Luxury dresses in plastic
Updated: 2013-07-17 07:11
By Sun Yuanqing (China Daily)
Kartell introduces its ultramodern furniture, such as the Masters Chair and Bourgie Lamp, to the Chinese market. Photos provided to China Daily
Kartell, an Italian brand known for its designer plastic furniture, has opened its first store in the Chinese mainland. Sun Yuanqing finds out more about the uniqueness of the new material.
Ultramodern plastic furniture looks cool in The Devil Wears Prada and Boston Legal, but how would they match with heavy wooden Chinese cabinets?
While most Chinese homes still prefer age-old furniture made from precious wood, some are going for a modern twist.
"China is now ready to understand luxury conveyed by minimalist design and new material, also to understand the difference between originals and copies. We are here to make them understand our philosophy and the world of industrial design," says Ferruccio Laviani, artistic director for Kartell, an Italian brand known for its designer plastic furniture.
"What we do is to make complements. You can take a transparent polycarbonate plastic chair and put it alongside an old piece of furniture handed down from the family. This would make a more interesting and personal style," he says.
Kartell opened its first mainland boutique in Beijing in late May.
"In the past, when we flew to Asia, it was more about Hong Kong and Singapore. But China (the mainland) has been a more interesting destination lately," he adds.
With more than 130 flagship stores and 220 in-store shops around the globe, Kartell is planning to open 50 stores in China within five years. Two will be opened in Shanghai and one in Chengdu, Sichuan province, later this year.

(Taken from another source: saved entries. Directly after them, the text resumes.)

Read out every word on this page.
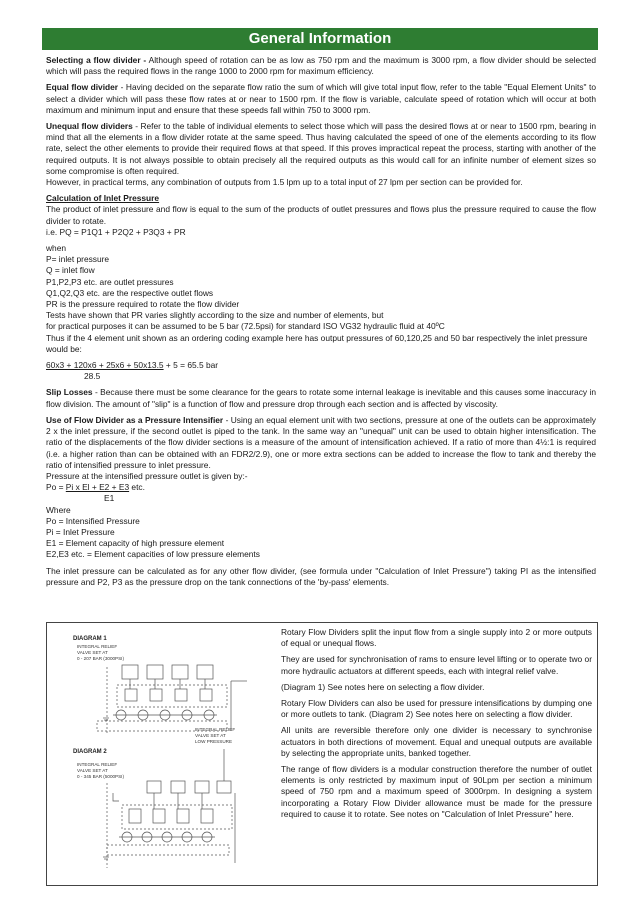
General Information

Selecting a flow divider - Although speed of rotation can be as low as 750 rpm and the maximum is 3000 rpm, a flow divider should be selected which will pass the required flows in the range 1000 to 2000 rpm for maximum efficiency.

Equal flow divider - Having decided on the separate flow ratio the sum of which will give total input flow, refer to the table "Equal Element Units" to select a divider which will pass these flow rates at or near to 1500 rpm. If the flow is variable, calculate speed of rotation which will occur at both maximum and minimum input and ensure that these speeds fall within 750 to 3000 rpm.

Unequal flow dividers - Refer to the table of individual elements to select those which will pass the desired flows at or near to 1500 rpm, bearing in mind that all the elements in a flow divider rotate at the same speed. Thus having calculated the speed of one of the elements according to its flow rate, select the other elements to provide their required flows at that speed. If this proves impractical repeat the process, starting with another of the required outputs. It is not always possible to obtain precisely all the required outputs as this would call for an infinite number of element sizes so some compromise is often required.
However, in practical terms, any combination of outputs from 1.5 lpm up to a total input of 27 lpm per section can be provided for.

Calculation of Inlet Pressure
The product of inlet pressure and flow is equal to the sum of the products of outlet pressures and flows plus the pressure required to cause the flow divider to rotate.
i.e. PQ = P1Q1 + P2Q2 + P3Q3 + PR

when
P= inlet pressure
Q = inlet flow
P1,P2,P3 etc. are outlet pressures
Q1,Q2,Q3 etc. are the respective outlet flows
PR is the pressure required to rotate the flow divider
Tests have shown that PR varies slightly according to the size and number of elements, but
for practical purposes it can be assumed to be 5 bar (72.5psi) for standard ISO VG32 hydraulic fluid at 40ºC
Thus if the 4 element unit shown as an ordering coding example here has output pressures of 60,120,25 and 50 bar respectively the inlet pressure would be:

60x3 + 120x6 + 25x6 + 50x13.5 + 5 = 65.5 bar
28.5

Slip Losses - Because there must be some clearance for the gears to rotate some internal leakage is inevitable and this causes some inaccuracy in flow division. The amount of "slip" is a function of flow and pressure drop through each section and is affected by viscosity.

Use of Flow Divider as a Pressure Intensifier - Using an equal element unit with two sections, pressure at one of the outlets can be approximately 2 x the inlet pressure, if the second outlet is piped to the tank. In the same way an "unequal" unit can be used to obtain higher intensification. The ratio of the displacements of the flow divider sections is a measure of the amount of intensification achieved. If a ratio of more than 4½:1 is required (i.e. a higher ration than can be obtained with an FDR2/2.9), one or more extra sections can be added to increase the flow to tank and thereby the ratio of intensified pressure to inlet pressure.
Pressure at the intensified pressure outlet is given by:-
Po = Pi x El + E2 + E3 etc.
E1
Where
Po = Intensified Pressure
Pi = Inlet Pressure
E1 = Element capacity of high pressure element
E2,E3 etc. = Element capacities of low pressure elements

The inlet pressure can be calculated as for any other flow divider, (see formula under "Calculation of Inlet Pressure") taking PI as the intensified pressure and P2, P3 as the pressure drop on the tank connections of the 'by-pass' elements.

DIAGRAM 1
INTEGRAL RELIEF
VALVE SET AT
0 - 207 BAR (3000PSI)
DIAGRAM 2
INTEGRAL RELIEF
VALVE SET AT
0 - 345 BAR (5000PSI)
INTEGRAL RELIEF
VALVE SET AT
LOW PRESSURE

Rotary Flow Dividers split the input flow from a single supply into 2 or more outputs of equal or unequal flows.

They are used for synchronisation of rams to ensure level lifting or to operate two or more hydraulic actuators at different speeds, each with integral relief valve.

(Diagram 1) See notes here on selecting a flow divider.

Rotary Flow Dividers can also be used for pressure intensifications by dumping one or more outlets to tank. (Diagram 2) See notes here on selecting a flow divider.

All units are reversible therefore only one divider is necessary to synchronise actuators in both directions of movement. Equal and unequal outputs are available by selecting the appropriate units, banked together.

The range of flow dividers is a modular construction therefore the number of outlet elements is only restricted by maximum input of 90Lpm per section a minimum speed of 750 rpm and a maximum speed of 3000rpm. In designing a system incorporating a Rotary Flow Divider allowance must be made for the pressure required to cause it to rotate. See notes on "Calculation of Inlet Pressure" here.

Aside from a handful of Western movies and television series, Kartell's designs have also appeared in a popular Chinese movie Go Lala Go!
Just as he believes that a furniture collection mirrors the characteristics of the owner, Laviani also advocates impromptu in the usage of furniture.
"For example, a bench could be used for sitting, as well as a table. It's up to you how to use it."
Kartell could be a role model for Chinese home designers, said Steve Leung, Hong Kong-based architect and interior designer, as he attended the opening ceremony of the Beijing store.
"The way they use plastic to make unique modern furniture is very refreshing and prospective. There are so many opportunities coming out of the new techniques and materials that Chinese home designers can explore, just like Kartell did," Leung says.
Unlike in Milan, New York and Paris, Laviani employs a more glamorous layout and lighting in the Beijing showroom to help people understand the value of the products.
"We try to emphasize every object. For people who are not used to this kind of design, we try to explore a new way to explain to them."
Born in Cremona, Italy, in 1960, Laviani studied at the Design Polytechnic of Milan and later obtained a degree in architecture at the Polytechnic of Milan in 1986. He has since been working as an architect and designer.
Laviani was in China several times to design the stores for Dolce & Gabbana in Beijing and Shanghai, as well as for Flos Spa in Hangzhou and Hong Kong. All these different jobs inspire him in different aspects, he says.
Originally a minimalist, Laviani has become more attracted to baroque styles since his cooperation with Dolce & Gabbana 13 years ago.
"At the time, I always hated gold as a finishing on furniture. I thought it was quite vogue. I didn't use it also because I was scared to use it, because I thought I wasn't able to use it in the right way."
With the cooperation with Dolce & Gabbana, Laviani finally "learned the right way to use gold". He then made the signature Kartell Bourgie Lamp with a gold finish, which later became one of the company's best sellers, along with the iconic transparent Louis Ghost chair by Philippe Starck.
For Laviani, inspiration comes from everywhere except design itself.
"When I'm at home, the last thing that I want to see is design newspaper and blogs. Neither do I like talking about design with my friends, who can be doctors and lawyers. Talking with different people about different things gives me inspirations for my job."
Having been designing for nearly three decades, Laviani is looking for new challenges that he has never faced before.
"I already designed everything that I like. What I need now is to have somebody to come to me and offer something that I never did before, something that allows me to use my brain in different ways.
"I don't like it when people call just because they want something signed by me but they don't understand my possibility. It's frustrating that they just want you in their catalog, but in reality they don't appreciate the things you do. For me, designing a suitcase could be more interesting than designing an airplane."